Whether it be liturgical matters (and I don't simply mean Vatican II - Latin liberties with their liturgy go back far further than this), disciplinary matters, or something as essential to the Christian struggle as fasting (which before Vatican II was quite minimal, and now is for all purposes non-existant...I think the only way to violate the RC rules for eucharistic fasting, would be to carry a bag of cheesies into Mass), these have been incredibly stripped down.

The "Latins" have maintained the Holy Catholic and Apostolic Faith "as handed down from the Apostles through the Orthodox Fathers, always with the same meaning and in the same purport" (Pope St. Pius X).

Ok, now we know how you and Pope Pius X think. Do you think Pius X would recognize the modern RCC?

I agree with you that even those things that belong not to the essence of the Faith, but to its expression, should remain as immutable as possible--otherwise they do not reflect the immutable Faith too well. Nevertheless, it is absurd to assert that the "Latins" have altered the dogmas of Faith.

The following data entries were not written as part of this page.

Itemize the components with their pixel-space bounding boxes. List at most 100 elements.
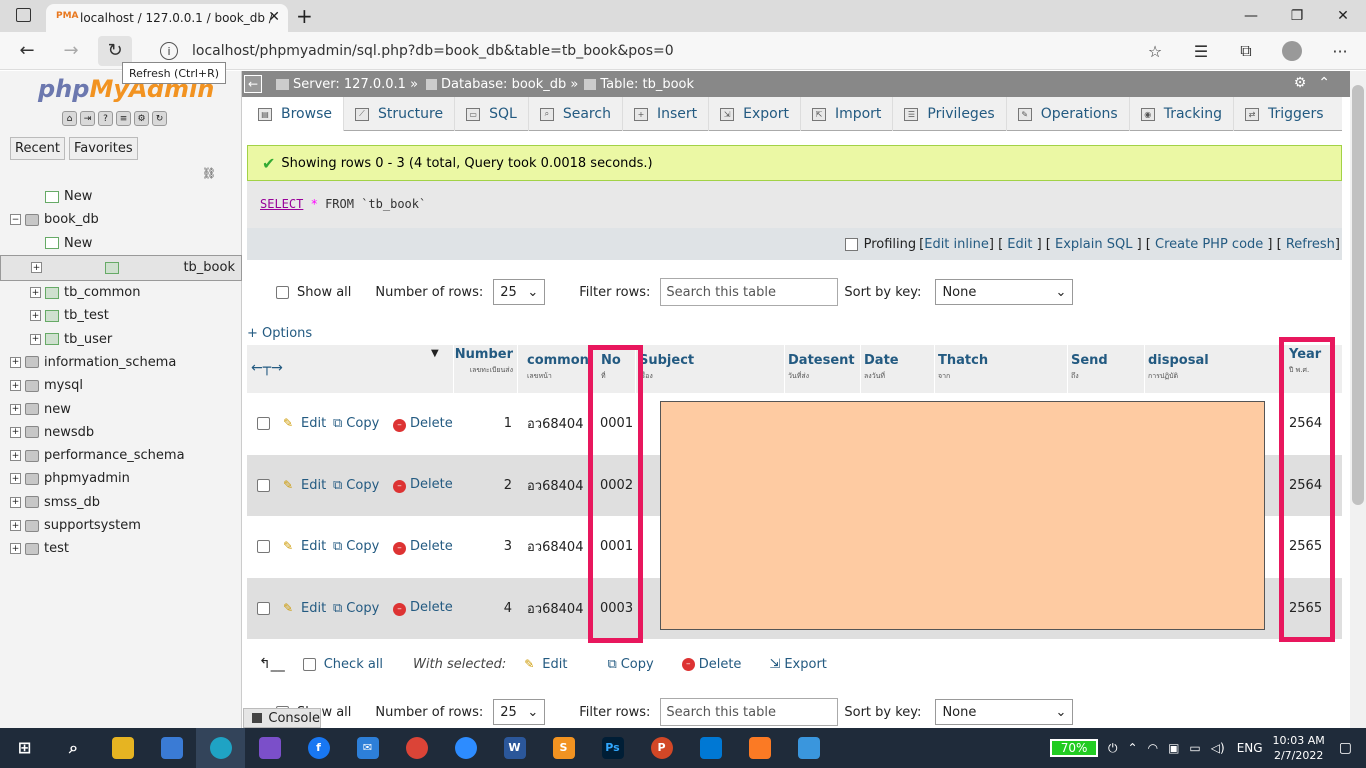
num-rows-select[interactable]: 25 ⌄ bbox=[493, 279, 546, 305]
clock[interactable]: 10:03 AM 2/7/2022 bbox=[1273, 733, 1325, 763]
expand-icon[interactable]: + bbox=[31, 262, 42, 274]
create-php-code-link[interactable]: Create PHP code bbox=[1155, 237, 1263, 252]
expand-icon[interactable]: + bbox=[30, 333, 41, 345]
profile-avatar-icon[interactable] bbox=[1277, 38, 1307, 64]
store-button[interactable] bbox=[147, 728, 196, 768]
photoshop-button[interactable]: Ps bbox=[588, 728, 637, 768]
row-edit-button[interactable]: ✎ Edit bbox=[283, 539, 326, 554]
expand-icon[interactable]: + bbox=[10, 380, 21, 392]
edit-query-link[interactable]: Edit bbox=[1007, 237, 1032, 252]
row-delete-button[interactable]: – Delete bbox=[393, 477, 453, 494]
row-checkbox[interactable] bbox=[257, 540, 270, 553]
sort-by-key-select-bottom[interactable]: None ⌄ bbox=[935, 699, 1074, 725]
favorites-icon[interactable]: ☰ bbox=[1186, 38, 1216, 64]
cell-common[interactable]: อว68404 bbox=[527, 413, 583, 434]
tab-actions-icon[interactable] bbox=[16, 8, 31, 22]
tree-node-new[interactable]: New bbox=[0, 185, 242, 208]
console-toggle[interactable]: Console bbox=[243, 708, 321, 728]
explain-sql-link[interactable]: Explain SQL bbox=[1055, 237, 1132, 252]
url-field[interactable]: i localhost/phpmyadmin/sql.php?db=book_d… bbox=[150, 36, 1180, 66]
breadcrumb-database[interactable]: Database: book_db » bbox=[441, 77, 578, 92]
expand-icon[interactable]: + bbox=[10, 473, 21, 485]
vscode-button[interactable] bbox=[686, 728, 735, 768]
tree-node-mysql[interactable]: + mysql bbox=[0, 374, 242, 397]
zoom-button[interactable] bbox=[441, 728, 490, 768]
language-indicator[interactable]: ENG bbox=[1237, 741, 1263, 755]
notifications-icon[interactable]: ▢ bbox=[1339, 740, 1352, 756]
collapse-sidebar-icon[interactable]: ← bbox=[244, 75, 262, 93]
row-edit-button[interactable]: ✎ Edit bbox=[283, 416, 326, 431]
reload-nav-icon[interactable]: ↻ bbox=[152, 111, 167, 126]
tab-import[interactable]: ⇱ Import bbox=[801, 97, 894, 131]
page-settings-icon[interactable]: ⚙⌃ bbox=[1294, 75, 1342, 91]
column-header-common[interactable]: common เลขหน้า bbox=[518, 345, 589, 393]
tree-node-test[interactable]: + test bbox=[0, 537, 242, 560]
volume-icon[interactable]: ◁) bbox=[1211, 741, 1225, 755]
bulk-delete-button[interactable]: Delete bbox=[699, 657, 742, 672]
sort-dropdown-icon[interactable]: ▼ bbox=[431, 348, 439, 359]
column-header-datesent[interactable]: Datesent วันที่ส่ง bbox=[785, 345, 860, 393]
recent-tab[interactable]: Recent bbox=[10, 137, 65, 160]
tab-privileges[interactable]: ☰ Privileges bbox=[893, 97, 1007, 131]
tree-node-tb_common[interactable]: + tb_common bbox=[0, 281, 242, 304]
refresh-icon[interactable]: ↻ bbox=[98, 35, 132, 66]
tab-search[interactable]: ⌕ Search bbox=[529, 97, 623, 131]
remote-desktop-button[interactable] bbox=[784, 728, 833, 768]
refresh-link[interactable]: Refresh bbox=[1286, 237, 1335, 252]
column-header-subject[interactable]: Subject เรื่อง bbox=[636, 345, 784, 393]
row-delete-button[interactable]: – Delete bbox=[393, 539, 453, 555]
filter-rows-input-bottom[interactable]: Search this table bbox=[660, 698, 839, 726]
favorite-add-icon[interactable]: ☆ bbox=[1140, 38, 1170, 64]
sort-by-key-select[interactable]: None ⌄ bbox=[935, 279, 1074, 305]
column-header-thatch[interactable]: Thatch จาก bbox=[935, 345, 1067, 393]
chrome-button[interactable] bbox=[392, 728, 441, 768]
tree-node-supportsystem[interactable]: + supportsystem bbox=[0, 514, 242, 537]
minimize-icon[interactable]: — bbox=[1228, 0, 1274, 32]
expand-icon[interactable]: + bbox=[10, 426, 21, 438]
tree-node-tb_user[interactable]: + tb_user bbox=[0, 327, 242, 350]
expand-icon[interactable]: + bbox=[10, 520, 21, 531]
column-header-send[interactable]: Send ถึง bbox=[1068, 345, 1144, 393]
page-scrollbar[interactable] bbox=[1350, 71, 1366, 728]
tree-node-phpmyadmin[interactable]: + phpmyadmin bbox=[0, 467, 242, 490]
collections-icon[interactable]: ⧉ bbox=[1231, 38, 1261, 64]
new-tab-icon[interactable]: + bbox=[296, 4, 313, 28]
expand-icon[interactable]: + bbox=[10, 450, 21, 462]
sublime-button[interactable]: S bbox=[539, 728, 588, 768]
row-delete-button[interactable]: – Delete bbox=[393, 600, 453, 617]
bulk-copy-button[interactable]: Copy bbox=[621, 657, 654, 672]
tab-structure[interactable]: ⟋ Structure bbox=[344, 97, 456, 131]
forward-icon[interactable]: → bbox=[54, 36, 88, 66]
profiling-checkbox[interactable] bbox=[844, 237, 858, 251]
meet-now-icon[interactable]: ▣ bbox=[1168, 741, 1179, 755]
wifi-icon[interactable]: ◠ bbox=[1148, 741, 1158, 755]
home-icon[interactable]: ⌂ bbox=[62, 111, 77, 126]
cell-common[interactable]: อว68404 bbox=[527, 475, 583, 496]
tree-node-book_db[interactable]: − book_db bbox=[0, 208, 242, 231]
row-copy-button[interactable]: ⧉ Copy bbox=[333, 416, 379, 431]
back-icon[interactable]: ← bbox=[10, 36, 44, 66]
tree-node-smss_db[interactable]: + smss_db bbox=[0, 491, 242, 514]
row-delete-button[interactable]: – Delete bbox=[393, 416, 453, 432]
bulk-export-button[interactable]: Export bbox=[784, 657, 827, 672]
help-icon[interactable]: ? bbox=[98, 111, 113, 126]
cell-number[interactable]: 1 bbox=[454, 416, 512, 431]
expand-icon[interactable]: + bbox=[10, 403, 21, 415]
edit-inline-link[interactable]: Edit inline bbox=[924, 237, 989, 252]
browser-tab[interactable]: PMA localhost / 127.0.0.1 / book_db / ✕ bbox=[46, 4, 288, 32]
favorites-tab[interactable]: Favorites bbox=[68, 137, 138, 160]
tab-export[interactable]: ⇲ Export bbox=[709, 97, 801, 131]
start-button[interactable]: ⊞ bbox=[0, 728, 49, 768]
tab-sql[interactable]: ▭ SQL bbox=[455, 97, 529, 131]
expand-icon[interactable]: + bbox=[10, 496, 21, 508]
sql-select-keyword[interactable]: SELECT bbox=[260, 197, 303, 211]
docs-icon[interactable]: ≡ bbox=[116, 111, 131, 126]
expand-icon[interactable]: + bbox=[30, 287, 41, 299]
powerpoint-button[interactable]: P bbox=[637, 728, 686, 768]
close-tab-icon[interactable]: ✕ bbox=[268, 9, 280, 25]
battery-indicator[interactable]: 70% bbox=[1050, 739, 1099, 757]
tree-node-new[interactable]: + new bbox=[0, 397, 242, 420]
tree-node-newsdb[interactable]: + newsdb bbox=[0, 421, 242, 444]
filter-rows-input[interactable]: Search this table bbox=[660, 278, 839, 306]
more-menu-icon[interactable]: ··· bbox=[1325, 38, 1355, 64]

Filioque? Expansion of Papal perogatives? Re-founding the entire discussion of the Christian revelation upon pagan philosophical speculation? "Development of doctrine"? Indulgences?

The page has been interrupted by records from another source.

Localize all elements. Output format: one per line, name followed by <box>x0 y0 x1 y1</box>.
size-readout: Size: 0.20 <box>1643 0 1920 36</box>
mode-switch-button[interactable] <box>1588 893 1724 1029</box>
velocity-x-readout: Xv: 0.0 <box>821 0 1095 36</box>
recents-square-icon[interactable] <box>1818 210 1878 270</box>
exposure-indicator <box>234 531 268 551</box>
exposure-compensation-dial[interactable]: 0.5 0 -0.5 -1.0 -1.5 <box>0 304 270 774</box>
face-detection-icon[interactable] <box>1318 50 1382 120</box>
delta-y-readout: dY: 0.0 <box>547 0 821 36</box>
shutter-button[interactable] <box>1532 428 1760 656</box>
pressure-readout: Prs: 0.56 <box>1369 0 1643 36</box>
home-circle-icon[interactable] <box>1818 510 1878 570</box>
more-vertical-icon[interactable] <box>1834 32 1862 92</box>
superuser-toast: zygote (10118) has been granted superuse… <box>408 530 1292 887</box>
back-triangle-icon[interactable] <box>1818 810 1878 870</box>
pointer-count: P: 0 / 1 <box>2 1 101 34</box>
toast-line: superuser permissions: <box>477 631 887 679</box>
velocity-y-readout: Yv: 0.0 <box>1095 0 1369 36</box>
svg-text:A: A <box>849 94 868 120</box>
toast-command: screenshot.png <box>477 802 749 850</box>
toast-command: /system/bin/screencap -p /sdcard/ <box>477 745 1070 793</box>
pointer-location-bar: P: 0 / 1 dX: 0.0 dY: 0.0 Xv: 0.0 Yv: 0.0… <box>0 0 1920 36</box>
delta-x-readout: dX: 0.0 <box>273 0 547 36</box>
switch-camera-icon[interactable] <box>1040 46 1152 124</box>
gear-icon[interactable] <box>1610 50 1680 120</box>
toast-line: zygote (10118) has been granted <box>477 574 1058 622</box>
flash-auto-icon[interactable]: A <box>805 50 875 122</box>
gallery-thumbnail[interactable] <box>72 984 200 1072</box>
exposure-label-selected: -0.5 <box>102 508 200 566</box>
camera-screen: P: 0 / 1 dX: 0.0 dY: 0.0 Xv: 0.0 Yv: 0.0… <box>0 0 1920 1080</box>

With all of the talk of "east" and "west", there is the tendency for people to anachronistically read back current differences into the past. If you could take a snap shot of a Mass in St.John the Lateran's circa 700 A.D., what you'd see (iconographically, praxis wise, doctrinally, etc.) would look and feel far more like a modern "Byzantine" service than a modern "Western" one.

Seraphim

mwoerl

Latin "adherence" to the Faith...

Post by mwoerl »

Latin Trad,
Are you familiar with the Dogma of the Immaculate Conception? With the
Dogma of Papal Infallibility? And, yes, again, the Filioque (despite any ridiculous recent "mutual statements")? How aboout Purgatory?
If you think these are "Dogmas" of the Apostolic Undivided Church prior to the separation of ten fifty four, I would strongly recommend further research. Perhaps I can recommend two pertinent works:


The History of the Council of Florence
Ivan Ostroumoff
which includes the quote from Saint Mark of Ephesus, "...we, in fact, have broken all ties with them [the Latins], for the very reason that they are heretics."

The Papacy
Abbe Guettee
who states: "...the Papacy, from and after the ninth century, attempted to impose, in the name of God, upon the Universal Church, a yoke unknown to the first eight centuries....this ambition called forth a legitimate opposition on the part of the Eastern Church...the Papacy was the first cause of the division...the Papacy perpetuated and strengthened this division by its innovations, and especially by maintaining as a dogma the unlawful sovereignty that it had assumed...which is the doctrine every Christian must prefer? That of God, or that of the Pope? That of the Church, or that of the Court of Rome...there is no possible compromise..."
Abbe Guetee was "a French divine [Roman Catholic priest], reared in the communion of Rome..his learning having led him to conclusions other than the Jesuits, he is ...proscribed by the Papacy for the fidelity with which he has pursued and illustrated the study of Church History, he accepts the logical consequence of this position, and finds himself a true Catholic at last, receiving the communion in both kinds at the hands of the Greeks, in the Church of the Russian Embassy in Paris." The first English translation of this wortk was published in eighteen sixty-six.